O primeiro passo na identificação de alternativas para a gestão dos resíduos sólidos é a identificação dos objectivos. Para tal devem ser analisadas as características dos resíduos em causa, as infra-estruturas existentes e a legislação, como por exemplo, as metas de reciclagem de embalagens, de produção de electricidade a partir de fontes renováveis, de redução da matéria orgânica em aterros sanitários, etc. Um aspecto importante no que diz respeito a estratégias que incluam a valorização de materiais é o eventual mercado para produtos reciclados. Na Tese que serve de base a este trabalho, encontra-se um exemplo detalhado de identificação de cenários de gestão de resíduos. Os diferentes cenários dizem respeito não só ao leque de opções de tratamento/eliminação de resíduos, mas a todas as actividades desde a deposição de resíduos pelos produtores, recolha dos resíduos, transporte, triagem e tratamento/eliminação.
A metodologia AMC – Análise de Múltiplos Critérios
A AMC é uma metodologia utilizada em processos de decisão para comparação de diferentes cenários, com base em critérios tão diferentes como os económicos, sociais e ambientais, permitindo desta forma incluir a opinião dos diferentes grupos com intervenção na matéria Na Tese que serve de base a este trabalho, encontra-se um exemplo detalhado de aplicação da AMC a um caso concreto de gestão de resíduos numa ilha, extrapolando-se para outras situações.

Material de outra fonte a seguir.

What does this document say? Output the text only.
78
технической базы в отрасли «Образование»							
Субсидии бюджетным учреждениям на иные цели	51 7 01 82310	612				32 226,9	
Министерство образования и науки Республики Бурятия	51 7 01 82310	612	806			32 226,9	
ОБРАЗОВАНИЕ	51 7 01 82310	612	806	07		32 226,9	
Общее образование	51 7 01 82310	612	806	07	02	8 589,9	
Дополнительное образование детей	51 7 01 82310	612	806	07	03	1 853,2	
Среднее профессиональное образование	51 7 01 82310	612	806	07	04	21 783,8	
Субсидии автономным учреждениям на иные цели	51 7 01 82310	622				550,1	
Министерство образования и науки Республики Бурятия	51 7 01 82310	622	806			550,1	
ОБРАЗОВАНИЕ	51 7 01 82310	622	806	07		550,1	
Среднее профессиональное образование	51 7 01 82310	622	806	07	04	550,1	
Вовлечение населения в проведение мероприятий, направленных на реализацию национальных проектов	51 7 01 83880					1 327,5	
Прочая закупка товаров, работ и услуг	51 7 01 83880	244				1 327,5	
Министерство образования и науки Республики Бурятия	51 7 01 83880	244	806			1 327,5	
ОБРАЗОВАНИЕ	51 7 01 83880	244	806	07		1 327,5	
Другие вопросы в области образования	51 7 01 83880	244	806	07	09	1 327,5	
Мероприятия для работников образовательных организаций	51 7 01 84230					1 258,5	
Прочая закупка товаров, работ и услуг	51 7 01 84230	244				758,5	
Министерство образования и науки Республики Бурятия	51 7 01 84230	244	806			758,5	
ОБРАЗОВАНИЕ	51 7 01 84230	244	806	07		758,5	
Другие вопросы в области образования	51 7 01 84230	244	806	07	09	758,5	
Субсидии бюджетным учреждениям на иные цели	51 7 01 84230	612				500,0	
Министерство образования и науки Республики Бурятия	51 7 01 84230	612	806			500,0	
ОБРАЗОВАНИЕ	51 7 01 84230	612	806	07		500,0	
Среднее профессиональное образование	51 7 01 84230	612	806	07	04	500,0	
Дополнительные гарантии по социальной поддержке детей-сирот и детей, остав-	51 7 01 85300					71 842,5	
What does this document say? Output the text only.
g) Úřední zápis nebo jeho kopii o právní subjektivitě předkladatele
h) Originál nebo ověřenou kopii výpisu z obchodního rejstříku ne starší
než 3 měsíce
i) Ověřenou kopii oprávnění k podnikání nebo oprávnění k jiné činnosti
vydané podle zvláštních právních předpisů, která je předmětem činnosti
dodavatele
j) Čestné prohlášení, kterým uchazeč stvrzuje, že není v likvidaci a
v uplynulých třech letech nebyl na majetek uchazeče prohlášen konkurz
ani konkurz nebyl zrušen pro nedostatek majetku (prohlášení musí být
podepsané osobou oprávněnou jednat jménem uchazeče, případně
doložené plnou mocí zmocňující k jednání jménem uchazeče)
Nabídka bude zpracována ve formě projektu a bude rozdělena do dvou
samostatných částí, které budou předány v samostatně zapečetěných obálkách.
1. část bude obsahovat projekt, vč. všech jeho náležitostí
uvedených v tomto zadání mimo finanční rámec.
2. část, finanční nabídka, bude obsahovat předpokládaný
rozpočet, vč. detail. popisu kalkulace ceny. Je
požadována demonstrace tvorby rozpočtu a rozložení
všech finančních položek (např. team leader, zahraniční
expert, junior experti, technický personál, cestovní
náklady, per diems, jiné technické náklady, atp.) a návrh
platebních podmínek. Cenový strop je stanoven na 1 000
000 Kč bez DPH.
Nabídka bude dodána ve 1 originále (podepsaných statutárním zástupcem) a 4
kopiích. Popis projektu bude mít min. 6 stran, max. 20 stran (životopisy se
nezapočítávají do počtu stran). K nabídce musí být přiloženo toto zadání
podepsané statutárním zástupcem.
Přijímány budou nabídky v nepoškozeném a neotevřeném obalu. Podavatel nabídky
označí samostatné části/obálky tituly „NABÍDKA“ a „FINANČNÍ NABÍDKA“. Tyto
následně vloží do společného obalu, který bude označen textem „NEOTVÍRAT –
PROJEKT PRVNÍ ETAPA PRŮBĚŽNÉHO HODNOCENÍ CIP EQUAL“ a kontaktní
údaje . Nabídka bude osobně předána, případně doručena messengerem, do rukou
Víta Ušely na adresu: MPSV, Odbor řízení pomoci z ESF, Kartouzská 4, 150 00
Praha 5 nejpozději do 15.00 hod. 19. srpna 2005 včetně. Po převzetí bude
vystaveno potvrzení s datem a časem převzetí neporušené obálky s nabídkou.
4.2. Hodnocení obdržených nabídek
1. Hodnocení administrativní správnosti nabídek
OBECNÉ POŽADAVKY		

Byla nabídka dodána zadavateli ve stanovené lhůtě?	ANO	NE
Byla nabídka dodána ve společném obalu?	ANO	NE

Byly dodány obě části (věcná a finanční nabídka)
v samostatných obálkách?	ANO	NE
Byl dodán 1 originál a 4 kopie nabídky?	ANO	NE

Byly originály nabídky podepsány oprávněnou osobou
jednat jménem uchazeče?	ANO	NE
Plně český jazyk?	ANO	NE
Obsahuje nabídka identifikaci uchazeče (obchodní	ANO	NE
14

Neste tipo de metodologia cada cenário é avaliado tendo em conta os diferentes critérios, que poderão ser económicos (por exemplo os custos, eventuais poupanças de energia) sociais (por exemplo, emprego, aceitação dos cidadãos) e ambientais (por exemplo, emissões atmosféricas e aquáticas, cheiros, impacte visual, eventual redução de emissões), construindo-se uma matriz em que cada linha corresponde a um critério e cada coluna corresponde a um cenário diferente. Cada célula da matriz representa o valor que cada cenário tem para cada critério, permitindo através da variação da importância de cada critério, ter em conta as especificidades da situação em causa.
Considerações finais
As ilhas são sistemas nos quais a utilização das energias renováveis deverá ser vistas como forma de contribuir positivamente para as causas ambientais e como forma de diminuir a importação de energia, uma das grandes fatias da importação das ilhas. Neste artigo fez-se apenas referência à utilização dos resíduos sólidos para a produção de energia, mas todas as fontes renováveis de energia deverão ser avaliadas, tanto que as directrizes comunitária apontam para um aumento da utilização das energias renováveis, nomeadamente para a produção de electricidade.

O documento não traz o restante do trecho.